- Il casi del peruviano Pedro Castillo è solo l’ultimo, anche se il Perù vanta il record di destituzioni.
- In Ecuador, Brasile, Bolivia, Argentina, Paraguay ecc.: salgono i casi di presidenti incarcerati o costretti a fuggire.
- C’è chi crede che si tratti di un rafforzamento della democrazia e chi invece vi vede una degenerazione in cui la giustizia diviene arma politica.
L’assalto al parlamento e alla presidenza brasiliani conferma che fare il presidente in America Latina è diventato un mestiere insicuro e talvolta anche pericoloso. L’ultimo caso è stato quello del presidente Pedro Castillo del Perù, destituito il 7 dicembre in reazione ad un tentativo di governare per decreti senza il parlamento.
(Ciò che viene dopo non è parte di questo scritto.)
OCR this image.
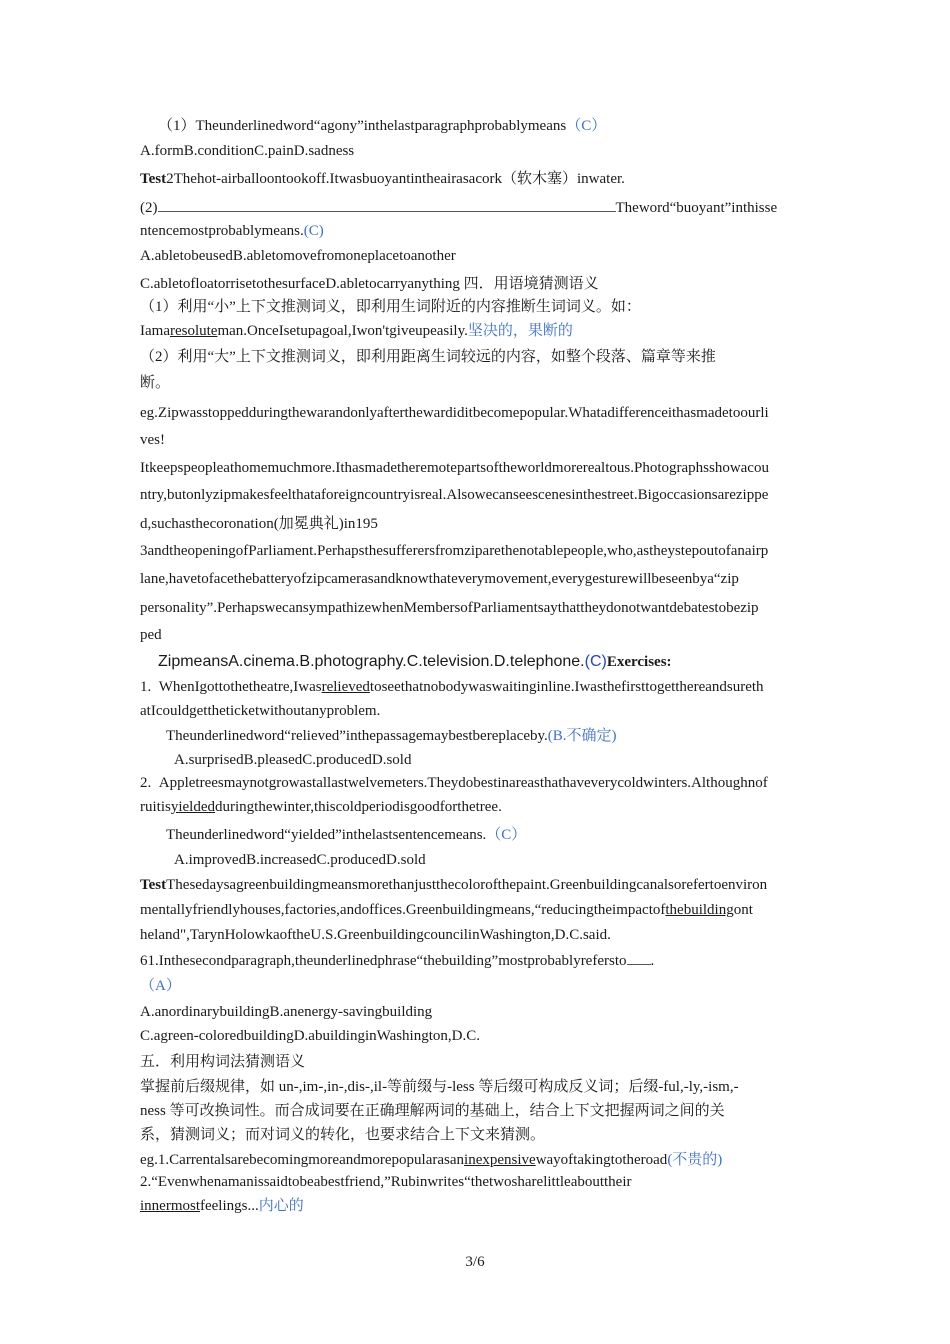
（1）Theunderlinedword“agony”inthelastparagraphprobablymeans（C）
A.formB.conditionC.painD.sadness
Test2Thehot-airballoontookoff.Itwasbuoyantintheairasacork（软木塞）inwater.
(2)	Theword“buoyant”inthisse
ntencemostprobablymeans.(C)
A.abletobeusedB.abletomovefromoneplacetoanother
C.abletofloatorrisetothesurfaceD.abletocarryanything 四．用语境猜测语义
（1）利用“小”上下文推测词义，即利用生词附近的内容推断生词词义。如：
Iamaresoluteman.OnceIsetupagoal,Iwon'tgiveupeasily.坚决的，果断的
（2）利用“大”上下文推测词义，即利用距离生词较远的内容，如整个段落、篇章等来推
断。
eg.Zipwasstoppedduringthewarandonlyafterthewardiditbecomepopular.Whatadifferenceithasmadetoourli
ves!
Itkeepspeopleathomemuchmore.Ithasmadetheremotepartsoftheworldmorerealtous.Photographsshowacou
ntry,butonlyzipmakesfeelthataforeigncountryisreal.Alsowecanseescenesinthestreet.Bigoccasionsarezippe
d,suchasthecoronation(加冕典礼)in195
3andtheopeningofParliament.Perhapsthesufferersfromziparethenotablepeople,who,astheystepoutofanairp
lane,havetofacethebatteryofzipcamerasandknowthateverymovement,everygesturewillbeseenbya“zip
personality”.PerhapswecansympathizewhenMembersofParliamentsaythattheydonotwantdebatestobezip
ped
ZipmeansA.cinema.B.photography.C.television.D.telephone.(C)Exercises:
1. WhenIgottothetheatre,Iwasrelievedtoseethatnobodywaswaitinginline.Iwasthefirsttogetthereandsureth
atIcouldgettheticketwithoutanyproblem.
Theunderlinedword“relieved”inthepassagemaybestbereplaceby.(B.不确定)
A.surprisedB.pleasedC.producedD.sold
2. Appletreesmaynotgrowastallastwelvemeters.Theydobestinareasthathaveverycoldwinters.Althoughnof
ruitisyieldedduringthewinter,thiscoldperiodisgoodforthetree.
Theunderlinedword“yielded”inthelastsentencemeans.（C）
A.improvedB.increasedC.producedD.sold
TestThesedaysagreenbuildingmeansmorethanjustthecolorofthepaint.Greenbuildingcanalsorefertoenviron
mentallyfriendlyhouses,factories,andoffices.Greenbuildingmeans,“reducingtheimpactofthebuildingont
heland",TarynHolowkaoftheU.S.GreenbuildingcouncilinWashington,D.C.said.
61.Inthesecondparagraph,theunderlinedphrase“thebuilding”mostprobablyrefersto .
（A）
A.anordinarybuildingB.anenergy-savingbuilding
C.agreen-coloredbuildingD.abuildinginWashington,D.C.
五．利用构词法猜测语义
掌握前后缀规律，如 un-,im-,in-,dis-,il-等前缀与-less 等后缀可构成反义词；后缀-ful,-ly,-ism,-
ness 等可改换词性。而合成词要在正确理解两词的基础上，结合上下文把握两词之间的关
系，猜测词义；而对词义的转化，也要求结合上下文来猜测。
eg.1.Carrentalsarebecomingmoreandmorepopularasaninexpensivewayoftakingtotheroad(不贵的)
2.“Evenwhenamanissaidtobeabestfriend,”Rubinwrites“thetwosharelittleabouttheir
innermostfeelings...内心的
3/6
Il tentativo è durato non più di 180 ore, terminando nell’ignominia l’avventura politica del “maestro delle Ande”, sindacalista populista e marxista che aveva fatto sperare un intero popolo di campesino e di montanari scesi pacificamente in massa a Lima nelle ore convulse della sua vittoria elettorale nel luglio 2021.
Castillo non è stato l’unico a non aver tenuto in debito conto la resilienza del sistema parlamentare latinoamericano, forgiato dai decenni di fuoco dei golpe militari negli anni Sessanta, Settanta e Ottanta. Ha raggiunto in carcere un altro ex presidente che tentò il potere assoluto, Alberto Fujimori, riuscito nel suo intento per otto anni prima di incappare nella giustizia.
La corruzione – vera cancrena del paese andino – ha travolto le carriere di altri quattro capi di Stato peruviani, da Toledo a Kuzcynski, a Ollanta Humala fino al più noto Alan Garcia suicida nel 2019.
Gli altri casi
In questo singolare destino presidenziale sono finiti altri paesi latinoamericani, come accadde al presidente paraguaiano Fernando Lugo che subì l’impeachment nel 2012, votato in sole 48 ore dal Congresso di Asuncion.
Anche l’amatissimo Evo Morales, capo di stato della Bolivia dal 2006 al novembre 2019, è dovuto fuggire dopo aver fallito nel tentativo di ripresentarsi forzando la costituzione. Superare il numero fisso dei mandati è diventato un vero tabù in tutto il subcontinente.
Lo sapeva bene l’argentina Cristina Kirchner che non ci ha nemmeno provato, supportando alle elezioni del 2019 Alberto Fernandez, ex capo di gabinetto sia suo che del marito Nestor. Lei si è presa la carica di vicepresidente che, pur non risparmiandole l’incriminazione, è protetta dall’immunità (non prevista per la presidenza…).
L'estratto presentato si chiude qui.